3D印刷会社であるカーボンは、イタリアの人気自動車メーカーであるランボルギーニとのパートナーシップを拡大した。
ランボルギーニによれば、積層造形に重点を置く方針のもと、カーボンとのパートナーシップを拡大するという。
カーボンによる3D印刷の技術は、酸素と光を活用した光化学プロセスを使用してコンポーネントを印刷する方法であるDigital Light Synthesis(DLS)テクノロジーという画期的な技術を生み出した。
DLSで一躍有名になったカーボンが、ランボルギーニ初のハイブリッドプロダクションカーSiánFKP 37のダッシュボードの通気口を、DLSを使用して製造するというのだ。
カーボンは以前にも、自動車メーカーとの提携により、Urus Super Vehiclesのテクスチャ付き燃料キャップとエアダクトクリップを製造した実績を持つ。
カーボンのDLS技術を用いれば、ランボルギーニの生産時間をわずか12週間に短縮することができるという。
設計に複数の反復を含むため、従来のプロセスを使用して成形するのが非常に難しい幾何学的形状であっても、DLS技術を使えば容易に成形ができるからだ。
3Dプリンティングの技術は、微細でカスタマイズされた複雑な自動車部品やロケットエンジンのコンポーネント、さらには臓器組織の生産であろうと、製造業のプロセスを大きく変革してくれると期待されている。
すでにプログラムを用いた生産の時代に急速に突入しており、はるかに短時間で、はるかに安価で汎用性が高く、迅速にプロトタイプ化された製品の製造を可能としてくれるようになるのだ。
3Dプリンティングテクノロジーが飛躍的に加速するにつれて、製造現場をはじめとするビジネスの世界で、どのような潜在的な用途に用いられるようになるか、今後の展開が期待される。
3Dプリンティングの技術で実現可能なことは、多様に広がっている。
3Dプリンティングの技術なら設計変更にも柔軟に対応でき、圧倒的な短納期を実現できるのが魅力だ。
従来の方法では困難な複雑な型でも容易に作成ができるうえ、 治具や型をストックしておく必要もなくなる。
その都度、自在かつ容易に設計、作成できるからだ。
短納期化により、デザインのイメージをすぐにモノとして確認できるので、新しい製品の開発やデザイン設計もスピーディーになる。

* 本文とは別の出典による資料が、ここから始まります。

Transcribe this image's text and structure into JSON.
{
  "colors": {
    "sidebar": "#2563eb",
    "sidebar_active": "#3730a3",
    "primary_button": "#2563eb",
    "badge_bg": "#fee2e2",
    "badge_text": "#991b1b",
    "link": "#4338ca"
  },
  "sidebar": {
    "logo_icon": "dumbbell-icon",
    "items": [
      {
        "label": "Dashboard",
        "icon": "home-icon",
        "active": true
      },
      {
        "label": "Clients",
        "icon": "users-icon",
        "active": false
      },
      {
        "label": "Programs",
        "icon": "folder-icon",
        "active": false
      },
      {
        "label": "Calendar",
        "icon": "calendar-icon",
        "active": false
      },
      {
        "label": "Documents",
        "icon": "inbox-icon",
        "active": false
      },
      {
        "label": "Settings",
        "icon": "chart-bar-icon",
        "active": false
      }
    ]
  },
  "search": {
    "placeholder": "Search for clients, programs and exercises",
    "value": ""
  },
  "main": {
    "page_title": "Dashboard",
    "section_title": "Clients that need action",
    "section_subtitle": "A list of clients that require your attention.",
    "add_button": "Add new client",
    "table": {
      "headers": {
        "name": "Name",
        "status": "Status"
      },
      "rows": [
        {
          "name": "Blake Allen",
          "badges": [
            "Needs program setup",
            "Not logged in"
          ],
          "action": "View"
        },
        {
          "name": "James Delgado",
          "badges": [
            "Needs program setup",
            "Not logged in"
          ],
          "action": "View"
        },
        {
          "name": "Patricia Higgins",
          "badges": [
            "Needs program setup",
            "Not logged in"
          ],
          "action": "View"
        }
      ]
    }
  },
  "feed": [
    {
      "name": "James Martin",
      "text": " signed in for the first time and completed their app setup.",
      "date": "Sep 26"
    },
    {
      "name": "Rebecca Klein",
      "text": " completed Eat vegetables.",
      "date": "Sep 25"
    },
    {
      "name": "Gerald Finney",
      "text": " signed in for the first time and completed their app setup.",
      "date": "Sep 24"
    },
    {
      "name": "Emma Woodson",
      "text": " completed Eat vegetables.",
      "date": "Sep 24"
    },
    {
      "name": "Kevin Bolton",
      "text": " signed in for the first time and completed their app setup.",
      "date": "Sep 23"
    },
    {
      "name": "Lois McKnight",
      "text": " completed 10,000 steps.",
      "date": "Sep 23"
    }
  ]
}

柔軟に技術の応用ができるので、製造方法に囚われない自在なアイディアの創出につながり、さまざまな機能の開発や機能の極限の追及ができるようになるだろう。
顧客一人ひとりに対応した製品の開発もしやすくなり、マス・カスタマイゼーションが加速することも考えられる。
ケースによっては製品の輸送も不要になるうえ、保守サービスのためのパーツの在庫も要しないなど、低コスト化や省エネか、環境負荷の軽減にも役立つと期待される。
かつてなら印刷技術で立体のモノが造れるなど、夢のまた夢の話だったが、それが現実になるとともに、更なる発展を遂げようとしているのだ。